While justifiable compensation is a moving target, it has increasingly been the focus of attention for corporate governance crusaders and, as such, will be a factor in the determination of the solidity of governance standards at both targets and acquirers.
"If bad corporate governance is a disease, excessive compensation is how you take the patient's temperature," Minow says.
She says she expects increased pressure from the insurance industry as it adjusts directors' and officers' insurance packages to protect against shareholder suits based on allegations that boards have approved excessive compensation packages.
For his part, Lapides says it is the responsibility of directors of both companies in a combination to stay on top of the golden parachutes that result from the deal. "Some of these payouts will attract the attention of Congress, and it should be on all directors' and officers' minds that they be able to justify them," he says.
Another part of the compensation puzzle that executives must pay attention to, according to Subhedar, is how they treat options when companies are being sold. Most states require them to be re-registered after deal closing.
"Whether it's employees' options or whether you sold stock to shareholders or gave some to friends of the company, if you don't have the proper permissions from the state, you won't be able to close the acquisition," Subhedar says.
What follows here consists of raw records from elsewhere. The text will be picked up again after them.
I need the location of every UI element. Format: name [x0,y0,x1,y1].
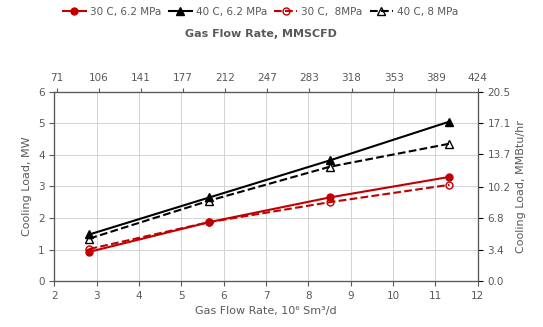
30 C,  8MPa [206,220,212,224]
Line: 30 C,  8MPa: 30 C, 8MPa [86,181,453,252]
40 C, 6.2 MPa [206,196,212,199]
40 C, 8 MPa [446,142,453,146]
Text: Gas Flow Rate, MMSCFD: Gas Flow Rate, MMSCFD [185,29,337,39]
Legend: 30 C, 6.2 MPa, 40 C, 6.2 MPa, 30 C,  8MPa, 40 C, 8 MPa: 30 C, 6.2 MPa, 40 C, 6.2 MPa, 30 C, 8MPa… [63,7,458,17]
30 C, 6.2 MPa [86,250,93,254]
30 C, 6.2 MPa [446,175,453,179]
Line: 40 C, 6.2 MPa: 40 C, 6.2 MPa [85,117,453,239]
40 C, 6.2 MPa [326,159,333,163]
30 C,  8MPa [86,247,93,251]
30 C, 6.2 MPa [206,220,212,224]
30 C, 6.2 MPa [326,196,333,199]
Y-axis label: Cooling Load, MW: Cooling Load, MW [22,137,33,236]
40 C, 6.2 MPa [86,232,93,236]
30 C,  8MPa [326,200,333,204]
40 C, 6.2 MPa [446,120,453,124]
40 C, 8 MPa [326,165,333,169]
30 C,  8MPa [446,183,453,187]
Y-axis label: Cooling Load, MMBtu/hr: Cooling Load, MMBtu/hr [516,120,526,253]
40 C, 8 MPa [86,237,93,241]
40 C, 8 MPa [206,198,212,202]
X-axis label: Gas Flow Rate, 10⁶ Sm³/d: Gas Flow Rate, 10⁶ Sm³/d [195,306,337,317]
Line: 40 C, 8 MPa: 40 C, 8 MPa [85,140,453,243]
Line: 30 C, 6.2 MPa: 30 C, 6.2 MPa [86,173,453,255]
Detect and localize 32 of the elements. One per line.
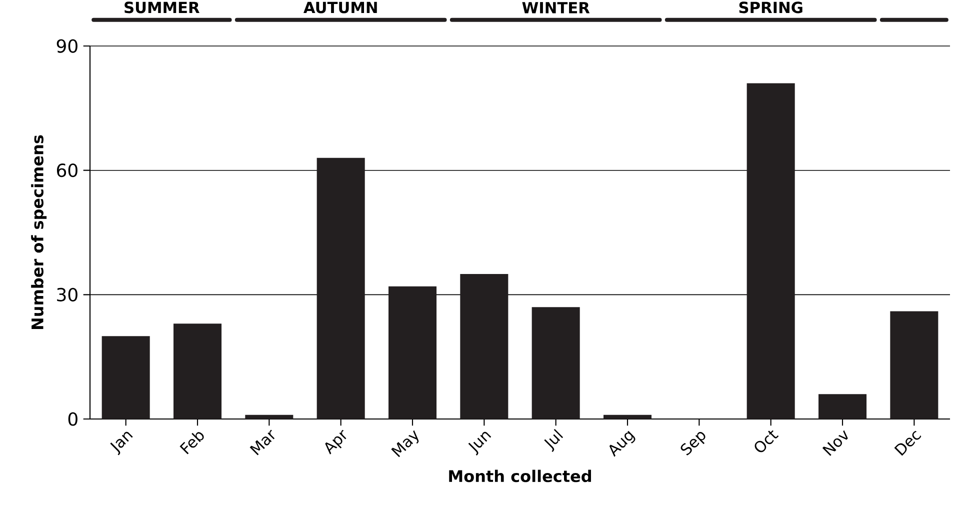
bar bbox=[890, 311, 938, 419]
x-tick-label: Feb bbox=[180, 432, 204, 454]
y-tick-label: 0 bbox=[68, 412, 78, 426]
text: SUMMER bbox=[124, 2, 200, 14]
x-tick-label: Apr bbox=[325, 430, 346, 455]
x-axis-title: Month collected bbox=[449, 470, 591, 482]
bar bbox=[388, 286, 437, 419]
x-tick-label: Aug bbox=[609, 430, 636, 457]
bar bbox=[245, 414, 294, 419]
x-tick-label: Jul bbox=[544, 428, 564, 452]
text: AUTUMN bbox=[304, 2, 377, 14]
text: SPRING bbox=[739, 2, 802, 14]
bar bbox=[818, 394, 867, 419]
x-tick-label: Nov bbox=[822, 430, 848, 456]
x-tick-label: Sep bbox=[680, 432, 706, 456]
bar bbox=[173, 324, 222, 419]
x-tick-label: Oct bbox=[754, 430, 779, 452]
y-tick-label: 90 bbox=[56, 39, 78, 53]
x-tick-label: Jan bbox=[110, 432, 133, 456]
y-tick-label: 60 bbox=[56, 164, 78, 178]
x-tick-label: Dec bbox=[894, 430, 922, 456]
bar bbox=[102, 336, 150, 419]
bar bbox=[460, 274, 508, 419]
x-tick-label: Jun bbox=[468, 432, 492, 456]
bar bbox=[604, 414, 652, 419]
y-tick-label: 30 bbox=[57, 288, 78, 302]
bar bbox=[746, 83, 795, 419]
bar bbox=[316, 158, 365, 419]
bar bbox=[532, 307, 580, 419]
x-tick-label: Mar bbox=[250, 430, 275, 456]
y-axis-title: Number of specimens bbox=[31, 135, 47, 330]
text: WINTER bbox=[522, 2, 590, 14]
Lapides notes that in the current environment of increased scrutiny, sellers must be able to justify their decisionmaking processes in the event of shareholder suits challenging transactions. "Board members will find that they will have a harder time hiding behind the business judgment rule," he says.
This rule, often invoked in rulings on takeover issues, states that a court should not substitute its judgment for the judgment of company directors as long as they represent informed decisions and are not clear examples of improper actions.
Sonenshine says that if there is any possibility of the appearance of a conflict of interest in any decisions, boards should quickly appoint a special committee to deal with any potential trouble spots. "If board members or the CEO don't know what they're doing with regard to an acquisition, now is not the time to wing it," he asserts.
Kaminski says the best guarantee for making clean acquisitions is "faith in the integrity of the management team." He encourages dealmakers to scrutinize the track record of a target and get comfortable with whether or not it is the kind of organization the acquirer wants bring into the family.